The play works to pose an ethical question about genetics and humanity, and to carry its hypothetical scenario out on stage. Many of Stein's lectures are of real interest and deepen the play's issues—in one he points out that chimpanzees and humans are closer genetically than many species pairs that scientists have already crossed, such as the sheep and the goat or even the horse and the donkey (which can breed). We have the technology for the human/chimp cross, though we haven't tried it. The lectures entice the mind for a fascinating experiment.

The problem is that we don't get to watch this experiment play out on stage as suggested. All the action takes place in a university office (not a lab), and most of the onstage conflicts are about the academic world, not the science world. The only hybrid we see live in its struggle is that between a play about genetics and a play about a teacher/student attraction. The former has promise as a new idea for the stage, but the latter is a familiar narrative. Eventually the biological ideas fade and the primary story is a human romance.

The tug between scientific exploration and relationship drama is intriguing at core, but it becomes the production's biggest hurdle. Some dramatic scenes get bogged down when the dialogue tries not only to tell story but to teach the audience basic biology. For instance, Professor Stein, in the middle of a critical argument, explains to Shelley that humans have 23 chromosomes and how they work. I found it hard to believe that a senior molecular biology student at a "prestigious East Coast university" would need that explained, and it slowed down the action. Conversely, character histories made to inject the scientific ideas with drama feel forced into the dialogue. In one of the first scenes, Stein tells a student he's just met that his first child died from the genetic disease Tay-Sachs, and that he and his wife have hand-chosen embryos to ensure their next child will be healthy. This happens again when Stein confesses his marriage is crumbling.
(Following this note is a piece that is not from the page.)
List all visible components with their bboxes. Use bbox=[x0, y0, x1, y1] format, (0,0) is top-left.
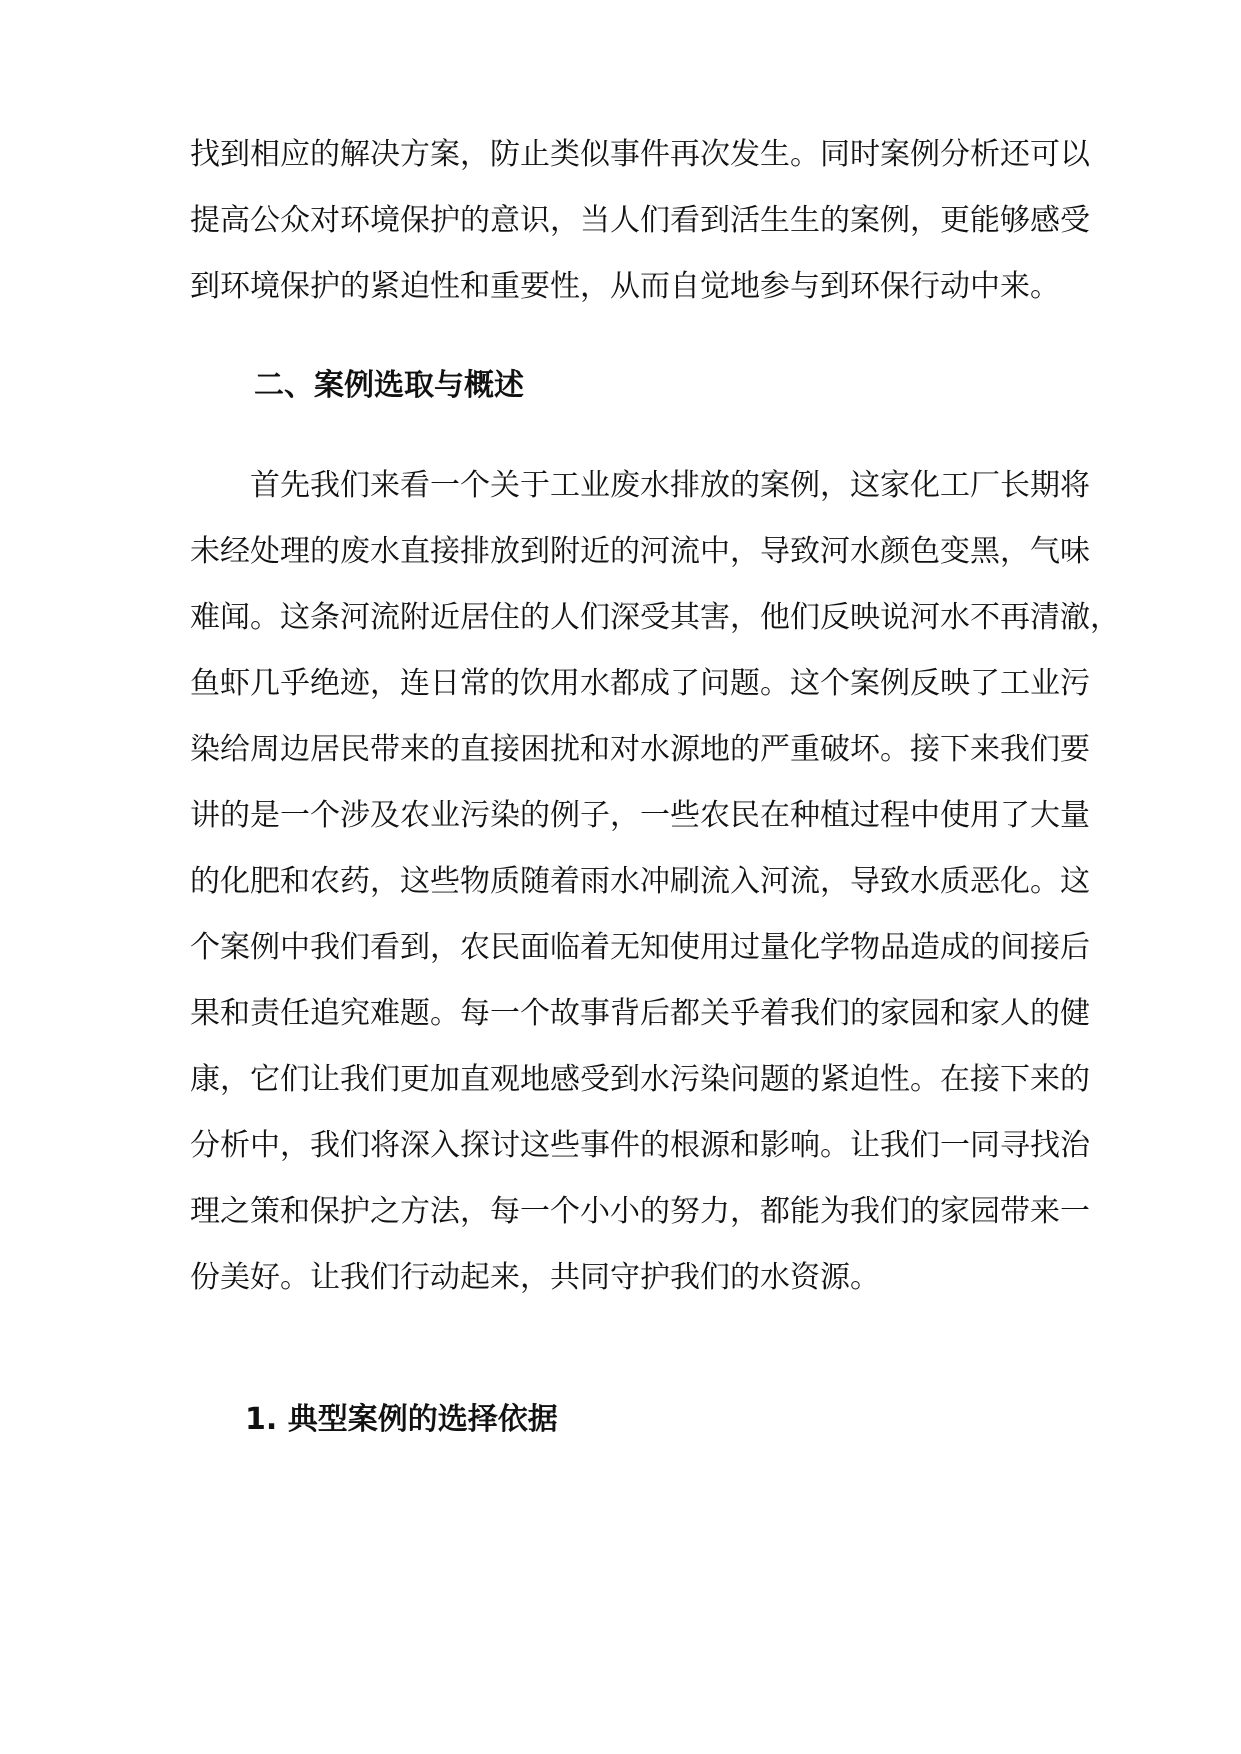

I believe he could be brought to that point, but I didn't see exactly how the action of the characters got him there.

There are a number of expressionistic moments created from Zoe Woodworth's gorgeous video design, yet as breathtaking as they are on their own, I wasn't sure how these moments affected the story or deepened the themes. They seemed to exist, like the dead child or the failed marriage, solely to give a scientific play heart, but I think it all could have gone further to complicate the story.

Caroline Cooney takes the stage with energy and bold choices. She portrays Shelley as brazen, blunt, and goofy. She's so forward with her sexuality she's almost clumsy with it (rather than alluring), which feels true for Shelley's type, an ambitious college girl. Michael De Nola's Professor Stein is a proud teacher who relishes his ability to be both fun and intelligent—also a clear type. As types these characters make sense with each other, but as the play develops they don't much change. They go through different situations and emotions, but we don't get to see them change at heart in front of us in a live, nuanced way.

The collaboration for the piece had me eager to see what new experience the combination would offer. But instead of something wholly new or dangerous or strange, as a hybrid promises to be, Sweet, Sweet Motherhood feels like a half-developed drama and the beginnings of an ethical idea. It feels tepid on both ends, not radical, and the organic unity of the piece doesn't come to full form.